Options can be set using the .option() method when reading or writing data:

// Reading with options
val df = spark.read
    .format("lance")
    .option("batch_size", "1024")
    .option("version", "5")
    .load("/path/to/dataset.lance")

// Writing with options
df.write
    .format("lance")
    .option("max_rows_per_group", "10000")
    .option("data_storage_version", "STABLE")
    .save("/path/to/output.lance")
# Reading with options
df = spark.read \
    .format("lance") \
    .option("batch_size", "1024") \
    .option("version", "5") \
    .load("/path/to/dataset.lance")

# Writing with options
df.write \
    .format("lance") \
    .option("max_rows_per_group", "10000") \
    .option("data_storage_version", "STABLE") \
    .save("/path/to/output.lance")
// Reading with options
Dataset<Row> df = spark.read()
    .format("lance")
    .option("batch_size", "1024")
    .option("version", "5")
    .load("/path/to/dataset.lance");

// Writing with options
df.write()
    .format("lance")
    .option("max_rows_per_group", "10000")
    .option("data_storage_version", "STABLE")
    .save("/path/to/output.lance");

Read Options

These options control how data is read from Lance datasets.

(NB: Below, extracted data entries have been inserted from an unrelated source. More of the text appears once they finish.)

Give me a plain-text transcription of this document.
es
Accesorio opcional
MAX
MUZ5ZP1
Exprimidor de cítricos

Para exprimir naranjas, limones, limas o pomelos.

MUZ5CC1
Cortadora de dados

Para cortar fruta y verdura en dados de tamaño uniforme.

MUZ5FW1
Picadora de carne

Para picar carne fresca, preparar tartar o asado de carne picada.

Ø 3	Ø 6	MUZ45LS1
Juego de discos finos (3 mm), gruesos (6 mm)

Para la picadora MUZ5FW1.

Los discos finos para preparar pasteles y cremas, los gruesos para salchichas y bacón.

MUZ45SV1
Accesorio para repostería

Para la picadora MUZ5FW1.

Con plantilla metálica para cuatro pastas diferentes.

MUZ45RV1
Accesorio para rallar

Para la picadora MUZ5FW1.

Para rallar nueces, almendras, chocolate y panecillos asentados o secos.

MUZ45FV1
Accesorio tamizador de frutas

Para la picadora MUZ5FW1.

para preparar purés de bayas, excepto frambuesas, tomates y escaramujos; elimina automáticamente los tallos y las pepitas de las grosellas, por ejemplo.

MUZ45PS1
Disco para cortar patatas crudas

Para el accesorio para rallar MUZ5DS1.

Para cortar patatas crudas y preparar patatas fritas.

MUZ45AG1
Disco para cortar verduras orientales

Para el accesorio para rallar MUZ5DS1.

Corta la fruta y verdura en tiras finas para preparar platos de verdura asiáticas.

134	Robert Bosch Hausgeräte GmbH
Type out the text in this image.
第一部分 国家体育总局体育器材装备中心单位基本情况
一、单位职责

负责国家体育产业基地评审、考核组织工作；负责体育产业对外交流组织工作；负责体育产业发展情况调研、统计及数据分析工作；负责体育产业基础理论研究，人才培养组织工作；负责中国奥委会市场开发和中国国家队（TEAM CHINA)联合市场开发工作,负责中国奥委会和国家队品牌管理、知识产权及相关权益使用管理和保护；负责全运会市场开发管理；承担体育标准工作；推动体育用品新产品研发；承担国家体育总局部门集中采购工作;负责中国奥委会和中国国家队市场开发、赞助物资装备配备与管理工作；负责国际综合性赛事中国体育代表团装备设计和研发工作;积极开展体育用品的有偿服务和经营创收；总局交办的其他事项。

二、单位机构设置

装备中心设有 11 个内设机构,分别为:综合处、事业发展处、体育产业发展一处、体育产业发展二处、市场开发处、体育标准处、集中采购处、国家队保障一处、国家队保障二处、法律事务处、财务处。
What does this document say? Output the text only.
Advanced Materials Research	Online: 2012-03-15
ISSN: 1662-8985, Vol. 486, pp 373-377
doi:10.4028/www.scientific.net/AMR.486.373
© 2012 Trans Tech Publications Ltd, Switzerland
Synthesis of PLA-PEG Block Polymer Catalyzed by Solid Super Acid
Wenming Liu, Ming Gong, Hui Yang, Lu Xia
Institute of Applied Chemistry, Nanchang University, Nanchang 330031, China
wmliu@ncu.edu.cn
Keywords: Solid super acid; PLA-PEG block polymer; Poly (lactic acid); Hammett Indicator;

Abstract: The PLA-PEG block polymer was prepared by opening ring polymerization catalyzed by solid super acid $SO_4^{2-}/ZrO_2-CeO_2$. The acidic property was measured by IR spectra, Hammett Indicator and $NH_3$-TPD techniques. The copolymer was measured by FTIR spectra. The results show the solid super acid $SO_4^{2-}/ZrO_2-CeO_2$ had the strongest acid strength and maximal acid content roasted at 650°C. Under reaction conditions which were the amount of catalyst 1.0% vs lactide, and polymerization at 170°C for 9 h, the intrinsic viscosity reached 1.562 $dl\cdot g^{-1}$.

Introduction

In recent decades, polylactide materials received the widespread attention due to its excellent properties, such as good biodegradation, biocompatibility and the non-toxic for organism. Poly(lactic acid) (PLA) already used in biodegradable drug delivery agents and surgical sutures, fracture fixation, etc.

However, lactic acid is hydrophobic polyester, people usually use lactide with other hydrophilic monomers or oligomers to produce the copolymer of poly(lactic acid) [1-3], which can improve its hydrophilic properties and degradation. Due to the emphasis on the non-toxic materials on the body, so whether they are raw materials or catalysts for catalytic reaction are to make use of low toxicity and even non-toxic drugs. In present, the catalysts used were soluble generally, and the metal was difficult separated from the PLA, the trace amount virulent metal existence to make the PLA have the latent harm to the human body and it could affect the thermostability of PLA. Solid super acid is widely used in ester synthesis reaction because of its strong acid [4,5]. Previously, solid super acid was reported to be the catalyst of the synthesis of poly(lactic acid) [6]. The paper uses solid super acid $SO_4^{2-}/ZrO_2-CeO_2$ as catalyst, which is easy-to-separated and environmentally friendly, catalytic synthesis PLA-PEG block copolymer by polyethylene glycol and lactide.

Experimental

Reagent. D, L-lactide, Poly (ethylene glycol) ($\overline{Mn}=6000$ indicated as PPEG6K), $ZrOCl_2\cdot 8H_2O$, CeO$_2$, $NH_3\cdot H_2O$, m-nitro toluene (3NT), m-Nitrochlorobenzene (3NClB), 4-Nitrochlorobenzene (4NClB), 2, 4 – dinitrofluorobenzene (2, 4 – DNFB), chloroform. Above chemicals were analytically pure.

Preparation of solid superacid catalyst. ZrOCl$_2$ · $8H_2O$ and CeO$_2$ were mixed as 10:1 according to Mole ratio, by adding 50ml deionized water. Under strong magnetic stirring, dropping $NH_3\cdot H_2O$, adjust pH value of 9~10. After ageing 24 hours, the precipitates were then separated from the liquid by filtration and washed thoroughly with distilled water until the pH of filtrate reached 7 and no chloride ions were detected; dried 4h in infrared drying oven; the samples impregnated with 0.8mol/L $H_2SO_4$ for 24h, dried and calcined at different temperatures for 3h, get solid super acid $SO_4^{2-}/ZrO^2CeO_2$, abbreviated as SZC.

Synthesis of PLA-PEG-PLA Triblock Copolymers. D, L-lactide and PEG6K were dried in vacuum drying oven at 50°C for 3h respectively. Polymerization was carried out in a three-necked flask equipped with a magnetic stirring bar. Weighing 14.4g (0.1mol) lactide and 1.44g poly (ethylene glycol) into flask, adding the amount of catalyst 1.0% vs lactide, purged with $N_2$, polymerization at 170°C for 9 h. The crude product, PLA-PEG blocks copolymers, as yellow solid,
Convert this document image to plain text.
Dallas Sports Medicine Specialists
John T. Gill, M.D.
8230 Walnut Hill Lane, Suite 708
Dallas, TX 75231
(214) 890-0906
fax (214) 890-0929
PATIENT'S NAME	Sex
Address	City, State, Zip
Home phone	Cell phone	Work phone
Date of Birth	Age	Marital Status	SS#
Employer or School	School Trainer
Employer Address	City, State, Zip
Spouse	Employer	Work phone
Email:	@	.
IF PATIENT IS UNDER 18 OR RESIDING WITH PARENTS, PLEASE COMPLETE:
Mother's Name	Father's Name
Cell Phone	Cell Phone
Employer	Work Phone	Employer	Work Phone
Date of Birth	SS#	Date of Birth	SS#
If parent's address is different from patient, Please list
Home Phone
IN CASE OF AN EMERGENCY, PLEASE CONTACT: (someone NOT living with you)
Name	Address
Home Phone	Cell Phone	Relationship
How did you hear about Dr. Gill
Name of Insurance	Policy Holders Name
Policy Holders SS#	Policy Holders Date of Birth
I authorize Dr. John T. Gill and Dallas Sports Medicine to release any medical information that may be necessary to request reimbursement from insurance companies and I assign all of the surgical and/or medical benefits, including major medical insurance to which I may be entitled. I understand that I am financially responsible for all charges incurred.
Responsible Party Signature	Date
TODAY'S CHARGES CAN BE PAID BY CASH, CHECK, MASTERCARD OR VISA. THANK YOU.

Option Type Default Description
batch_size Integer 512 Number of rows to read per batch during scanning. Larger values may improve throughput but increase memory usage.
version Integer Latest Specific dataset version to read. If not specified, reads the latest version.
block_size Integer - Block size in bytes for reading data.
index_cache_size Integer - Size of the index cache in number of entries.
metadata_cache_size Integer - Size of the metadata cache in number of entries.
pushDownFilters Boolean true Whether to push down filter predicates to the Lance reader for optimized scanning.
topN_push_down Boolean true Whether to push down TopN (ORDER BY ... LIMIT) operations to Lance for optimized sorting.

Example: Reading a Specific Version

val df = spark.read
    .format("lance")
    .option("version", "10")
    .load("/path/to/dataset.lance")
df = spark.read \
    .format("lance") \
    .option("version", "10") \
    .load("/path/to/dataset.lance")

Example: Tuning Batch Size for Performance

// Larger batch size for better throughput on large scans
val df = spark.read
    .format("lance")
    .option("batch_size", "4096")
    .load("/path/to/dataset.lance")
# Larger batch size for better throughput on large scans
df = spark.read \
    .format("lance") \
    .option("batch_size", "4096") \
    .load("/path/to/dataset.lance")

Write Options

These options control how data is written to Lance datasets.

Option Type Default Description
write_mode String append Write mode: append to add to existing data, overwrite to replace existing data.
max_row_per_file Integer - Maximum number of rows per Lance file.
max_rows_per_group Integer - Maximum number of rows per row group within a file.
max_bytes_per_file Long - Maximum size in bytes per Lance file.
data_storage_version String - Lance file format version: LEGACY or STABLE.

Example: Controlling File Size

df.write
    .format("lance")
    .option("max_row_per_file", "100000")
    .option("max_rows_per_group", "10000")
    .save("/path/to/output.lance")
df.write \
    .format("lance") \
    .option("max_row_per_file", "100000") \
    .option("max_rows_per_group", "10000") \
    .save("/path/to/output.lance")

Example: Using Stable Storage Format

df.write
    .format("lance")
    .option("data_storage_version", "STABLE")
    .save("/path/to/output.lance")
df.write \
    .format("lance") \
    .option("data_storage_version", "STABLE") \
    .save("/path/to/output.lance")